Gradtuity - Dylan Norquist

Gradtuity is a tensor autograd engine I built from scratch to understand what PyTorch is doing under the hood. It exposes a minimal PyTorch-like API (Tensor, Module, Linear, Conv2d, MaxPool2d, MLP, CNN), but everything below that surface is mine: GPU memory via raw CUDA (ctypes + libcudart.so), forward and backward kernels written in Triton, and an autograd engine that walks the op graph in reverse topological order on backward().

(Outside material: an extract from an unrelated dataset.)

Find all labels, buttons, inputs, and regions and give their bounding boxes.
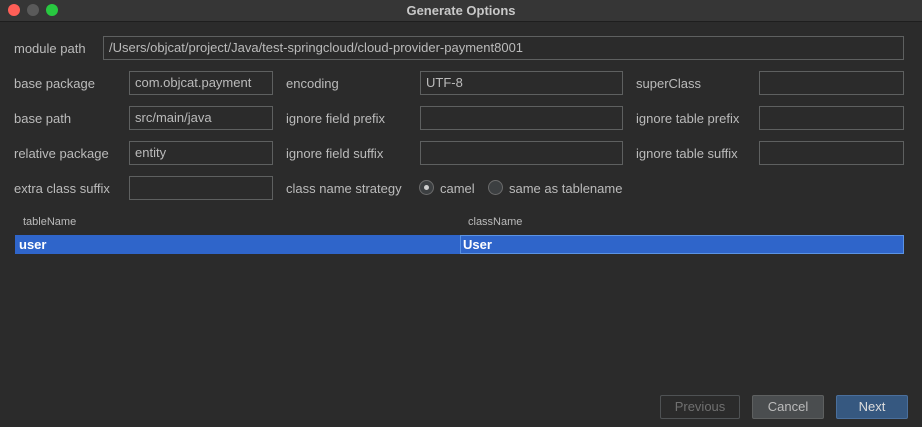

The hardest part wasn't the math or the kernels. It was the memory plumbing. PyTorch lets you forget that "a tensor on the GPU" is really a pointer into an opaque allocator with reference-counted lifetimes. Once you do it yourself with cudaMalloc / cudaFree and have to track who owns what across graph nodes, the elegance of requires_grad stops feeling like magic and starts feeling like engineering.

flowchart TB
    subgraph api [Public API]
        Tensor
        Module
        functional
    end
    subgraph core [Core]
        tensor_impl[Tensor + autograd]
        nn_layers[Linear, Conv2d, etc.]
    end
    subgraph kernels [Triton Kernels]
        matmul
        elemwise
        conv_pool
        reduce_optim
    end
    subgraph cuda [GPU]
        cuda_mem[cuda_mem: malloc, copy]
    end
    api --> core
    core --> kernels
    kernels --> cuda

What's next: more optimizers (SGD only right now), better convolution kernels, and a benchmark suite that actually compares against PyTorch on equal hardware.